Juan Edghill a annoncé qu'il allait dans un premier temps réexaminer l'exploitation des autres ferries circulant sur cette route. Il a rappelé que les navires plus anciens devaient être soumis à des inspections particulières. La liste exacte des passagers du MV Barima est actuellement recoupée avec l'aide des proches et de représentants des communautés, afin de déterminer le nombre définitif des disparus.

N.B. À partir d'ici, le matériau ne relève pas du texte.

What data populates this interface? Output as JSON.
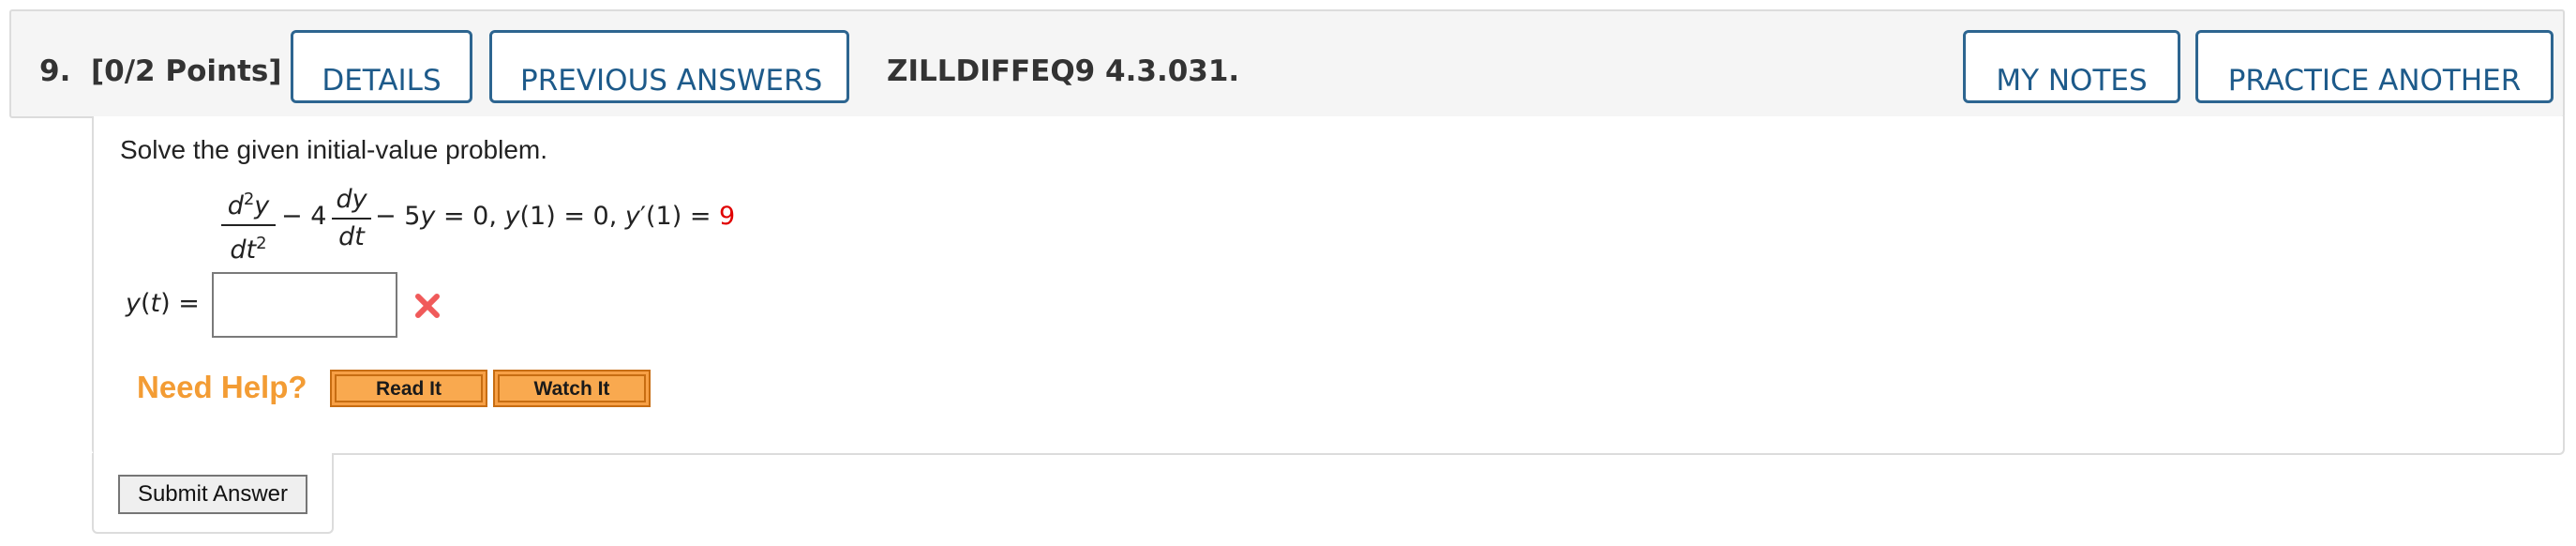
{
  "header": {
    "question_number": "9.",
    "points": "[0/2 Points]",
    "details_label": "DETAILS",
    "previous_answers_label": "PREVIOUS ANSWERS",
    "problem_code": "ZILLDIFFEQ9 4.3.031.",
    "my_notes_label": "MY NOTES",
    "practice_another_label": "PRACTICE ANOTHER"
  },
  "problem": {
    "instruction": "Solve the given initial-value problem.",
    "equation": {
      "frac1_num": "d",
      "frac1_num_sup": "2",
      "frac1_num_var": "y",
      "frac1_den": "dt",
      "frac1_den_sup": "2",
      "minus1": " − 4",
      "frac2_num": "dy",
      "frac2_den": "dt",
      "rest_a": " − 5",
      "rest_y": "y",
      "rest_b": " = 0,  ",
      "ic1_y": "y",
      "ic1_rest": "(1) = 0, ",
      "ic2_y": "y",
      "ic2_rest": "′(1) = ",
      "ic2_value": "9"
    },
    "answer_label_var": "y",
    "answer_label_arg": "(",
    "answer_label_t": "t",
    "answer_label_end": ") =",
    "answer_value": "",
    "status": "incorrect",
    "status_color": "#f05a5a"
  },
  "help": {
    "need_help_label": "Need Help?",
    "read_it_label": "Read It",
    "watch_it_label": "Watch It",
    "accent_color": "#f39c34"
  },
  "submit_label": "Submit Answer",
  "colors": {
    "header_button_border": "#2d6590",
    "header_button_text": "#1d5a8a",
    "highlight_red": "#e00000"
  }
}
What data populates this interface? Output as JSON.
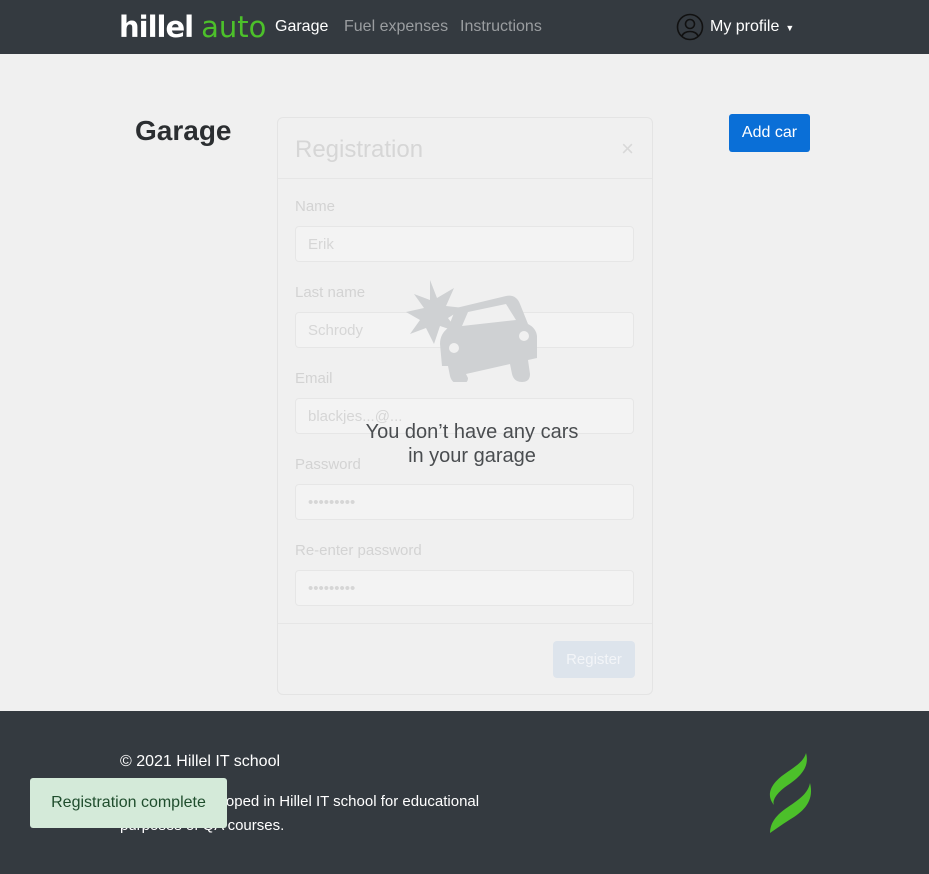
{
  "nav": {
    "logo_left": "hillel",
    "logo_right": "auto",
    "links": [
      {
        "label": "Garage",
        "active": true
      },
      {
        "label": "Fuel expenses",
        "active": false
      },
      {
        "label": "Instructions",
        "active": false
      }
    ],
    "profile_label": "My profile"
  },
  "page": {
    "title": "Garage",
    "add_car_label": "Add car",
    "empty_line1": "You don’t have any cars",
    "empty_line2": "in your garage"
  },
  "modal": {
    "title": "Registration",
    "close": "×",
    "fields": [
      {
        "label": "Name",
        "value": "Erik"
      },
      {
        "label": "Last name",
        "value": "Schrody"
      },
      {
        "label": "Email",
        "value": "blackjes...@..."
      },
      {
        "label": "Password",
        "value": "•••••••••"
      },
      {
        "label": "Re-enter password",
        "value": "•••••••••"
      }
    ],
    "register_label": "Register"
  },
  "footer": {
    "copyright": "© 2021 Hillel IT school",
    "description": "Hillel auto developed in Hillel IT school for educational purposes of QA courses."
  },
  "toast": {
    "text": "Registration complete"
  },
  "colors": {
    "nav_bg": "#343a40",
    "accent_green": "#4cc02a",
    "primary_blue": "#0a6fd7"
  }
}
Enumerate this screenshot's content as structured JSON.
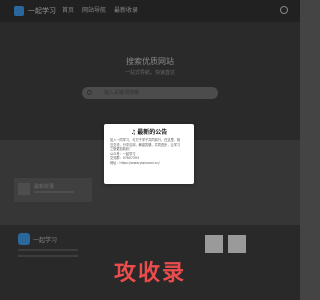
{
  "header": {
    "brand": "一起学习",
    "nav": [
      "首页",
      "网站导航",
      "最新收录"
    ]
  },
  "hero": {
    "title": "搜索优质网站",
    "subtitle": "一站式导航，快速直达",
    "search_placeholder": "输入关键词搜索"
  },
  "main": {
    "card_title": "最新收录"
  },
  "footer": {
    "brand": "一起学习"
  },
  "modal": {
    "title": "最新的公告",
    "bell_icon": "bell-icon",
    "lines": [
      "加入一同学习，与万千学子共同前行，在这里，相",
      "互交流，分享见闻，解惑答疑，共同进步，让学习",
      "之旅更加精彩！",
      "公众号：一起学习",
      "交流群：97807393",
      "网址：https://www.yiqixuexi.cn/"
    ]
  },
  "watermark": "攻收录",
  "colors": {
    "accent": "#ec4c4c",
    "brand": "#3a8fd9"
  }
}
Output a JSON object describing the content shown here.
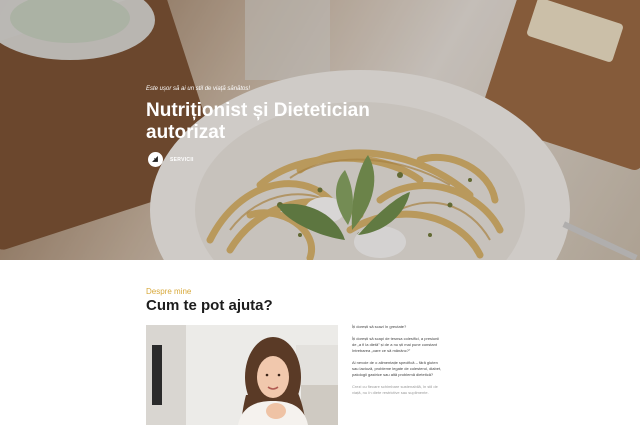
{
  "hero": {
    "tagline": "Este ușor să ai un stil de viață sănătos!",
    "title": "Nutriționist și Dietetician autorizat",
    "cta_label": "SERVICII",
    "cta_icon": "arrow-icon"
  },
  "about": {
    "eyebrow": "Despre mine",
    "title": "Cum te pot ajuta?",
    "photo_alt": "nutritionist-portrait",
    "paragraphs": [
      "Îți dorești să scazi în greutate?",
      "Îți dorești să scapi de tesnsa colesifici, a presiunii de „a fi la dietă” și de a nu ști mai pune constant întrebarea „oare ce să mănânc?”",
      "Ai nevoie de o alimentație specifică – fără gluten sau lactoză, probleme legate de colesterol, diabet, patologii gastrice sau altă problemă dietetică?",
      "Crezi cu fiecare schimbare sustenabilă, în stil de viață, nu în diete restrictive sau suplimente."
    ]
  },
  "colors": {
    "accent": "#d8a93b",
    "title_dark": "#1d1d1d",
    "hero_text": "#ffffff"
  }
}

Conséquences pour le trafic par ferry
Wayne Kitson a déclaré que l'identification des corps repêchés était en cours. Des équipes médico-légales sont mobilisées pour identifier formellement les victimes et informer les familles. Les autorités ont demandé de la patience, car certains des corps repêchés ne pourront être attribués avec certitude que dans les jours à venir.
Le gouvernement a également annoncé des aides financières pour les familles des victimes. Le président Ali a parlé d'un deuil national et a ordonné que les drapeaux soient mis en berne sur les bâtiments publics. Les écoles et les établissements publics des régions concernées ont ouvert en retard lundi ou sont restés fermés, afin de laisser place au deuil et aux opérations d'assistance.
À chaque heure qui passe sans nouveaux signes de vie, les chances de retrouver d'autres survivants diminuent. L'opération de recherche se poursuivra toutefois tant qu'il existera ne serait-ce qu'une chance réaliste, a souligné le Premier ministre Phillips. L'attention internationale autour de la catastrophe n'a cessé de croître, le Guyana, pays riche en pétrole, ayant été ces derniers temps de plus en plus sous le feu des projecteurs dans la région.
Questions & Réponses
Combien de personnes se trouvent encore dans les eaux au large du Guyana après la catastrophe ?
Selon les déclarations du Premier ministre Mark Phillips, au moins 83 personnes sont portées disparues, 69 ont pu être secourues et 27 morts ont été repêchés. Le nombre total de passagers est estimé à environ 180.
Quelle était la route du MV Barima lorsqu'il a chaviré ?
Le ferry, décrit comme ancien, effectuait le trajet d'environ 24 heures entre la capitale Georgetown et la localité reculée de Port Kaituma, dans la région de l'Essequibo, lorsqu'il a émis un appel de détresse et coulé dans la nuit de samedi à dimanche.
Qu'a annoncé le président Irfaan Ali après la catastrophe ?
Le président Irfaan Ali a promis, dans une allocution télévisée, une enquête approfondie, rigoureuse et indépendante sur la tragédie, et a également ordonné le versement d'aides financières aux familles des victimes.